On Mon, Mar 14 2022 at 19:01, Junaid Shahid wrote:
> On 3/14/22 08:50, Thomas Gleixner wrote:
>> On Tue, Feb 22 2022 at 21:21, Junaid Shahid wrote:
>>> #define DEFINE_IDTENTRY_RAW(func) \
>>> -__visible noinstr void func(struct pt_regs *regs)
>>> +static __always_inline void __##func(struct pt_regs *regs); \
>>> + \
>>> +__visible noinstr void func(struct pt_regs *regs) \
>>> +{ \
>>> + asi_intr_enter(); \
>>
>> This is wrong. You cannot invoke arbitrary code within a noinstr
>> section.
>>
>> Please enable CONFIG_VMLINUX_VALIDATION and watch the build result with
>> and without your patches.
>>
> Thank you for the pointer. It seems that marking asi_intr_enter/exit
> and asi_enter/exit, and the few functions that they in turn call, as
> noinstr would fix this, correct? (Along with removing the VM_BUG_ONs
> from those functions and using notrace/nodebug variants of a couple of
> functions).

you can keep the BUG_ON()s. If such a bug happens the noinstr
correctness is the least of your worries, but it's important to get the
information out, right?

Vs. adding noinstr. Yes, making the full callchain noinstr is going to
cure it, but you really want to think hard whether these calls need to
be in this section of the exception handlers.

These code sections have other constraints aside of being excluded from
instrumentation, the main one being that you cannot use RCU there.

I'm not yet convinced that asi_intr_enter()/exit() need to be invoked in
exactly the places you put it. The changelog does not give any clue
about the why...

Thanks,

tglx



2022-03-17 06:11:19

by Thomas Gleixner

[permalink] [raw]
Subject: Re: [RFC PATCH 00/47] Address Space Isolation for KVM

Junaid,

On Tue, Feb 22 2022 at 21:21, Junaid Shahid wrote:
>
> The patches apply on top of Linux v5.16.

Why are you posting patches against some randomly chosen release?

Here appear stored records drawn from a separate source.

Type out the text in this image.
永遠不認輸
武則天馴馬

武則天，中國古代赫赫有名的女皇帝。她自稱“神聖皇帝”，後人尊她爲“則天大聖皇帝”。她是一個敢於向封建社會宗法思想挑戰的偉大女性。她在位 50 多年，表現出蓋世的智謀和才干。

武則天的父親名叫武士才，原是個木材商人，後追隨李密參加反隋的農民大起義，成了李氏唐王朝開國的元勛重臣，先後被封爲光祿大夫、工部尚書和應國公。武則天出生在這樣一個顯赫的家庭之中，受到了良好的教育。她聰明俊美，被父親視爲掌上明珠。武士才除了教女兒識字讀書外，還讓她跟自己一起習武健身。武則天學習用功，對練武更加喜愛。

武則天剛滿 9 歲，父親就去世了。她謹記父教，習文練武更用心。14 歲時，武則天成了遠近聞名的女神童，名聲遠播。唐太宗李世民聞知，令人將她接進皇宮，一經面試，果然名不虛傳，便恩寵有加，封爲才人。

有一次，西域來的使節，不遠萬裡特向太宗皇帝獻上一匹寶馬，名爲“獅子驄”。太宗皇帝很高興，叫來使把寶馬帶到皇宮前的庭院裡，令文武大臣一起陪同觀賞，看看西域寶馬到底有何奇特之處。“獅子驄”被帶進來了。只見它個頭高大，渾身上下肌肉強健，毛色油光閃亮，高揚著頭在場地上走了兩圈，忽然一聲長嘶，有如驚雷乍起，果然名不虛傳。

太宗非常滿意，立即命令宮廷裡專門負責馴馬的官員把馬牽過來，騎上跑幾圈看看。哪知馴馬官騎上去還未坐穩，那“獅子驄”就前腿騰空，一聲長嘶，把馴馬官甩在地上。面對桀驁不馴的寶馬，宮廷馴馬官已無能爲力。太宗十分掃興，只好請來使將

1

Documentation/process/ is pretty clear about how this works. It's not
optional.

> These patches are also available via
> gerrit at https://linux-review.googlesource.com/q/topic:asi-rfc.

This is useful because?

If you want to provide patches in a usable form then please expose them
as git tree which can be pulled and not via the random tool of the day.

Thanks,

tglx


2022-03-17 21:56:06

by Junaid Shahid

[permalink] [raw]
Subject: Re: [RFC PATCH 00/47] Address Space Isolation for KVM

On 3/16/22 15:49, Thomas Gleixner wrote:
> Junaid,
>
> On Tue, Feb 22 2022 at 21:21, Junaid Shahid wrote:
>>
>> The patches apply on top of Linux v5.16.
>
> Why are you posting patches against some randomly chosen release?
>
> Documentation/process/ is pretty clear about how this works. It's not
> optional.

Sorry, I assumed that for an RFC, it may be acceptable to base on the last release version, but looks like I guessed wrong. I will base the next version of the RFC on the HEAD of the Linus tree.

>
>> These patches are also available via
>> gerrit at https://linux-review.googlesource.com/q/topic:asi-rfc.
>
> This is useful because?
>
> If you want to provide patches in a usable form then please expose them
> as git tree which can be pulled and not via the random tool of the day.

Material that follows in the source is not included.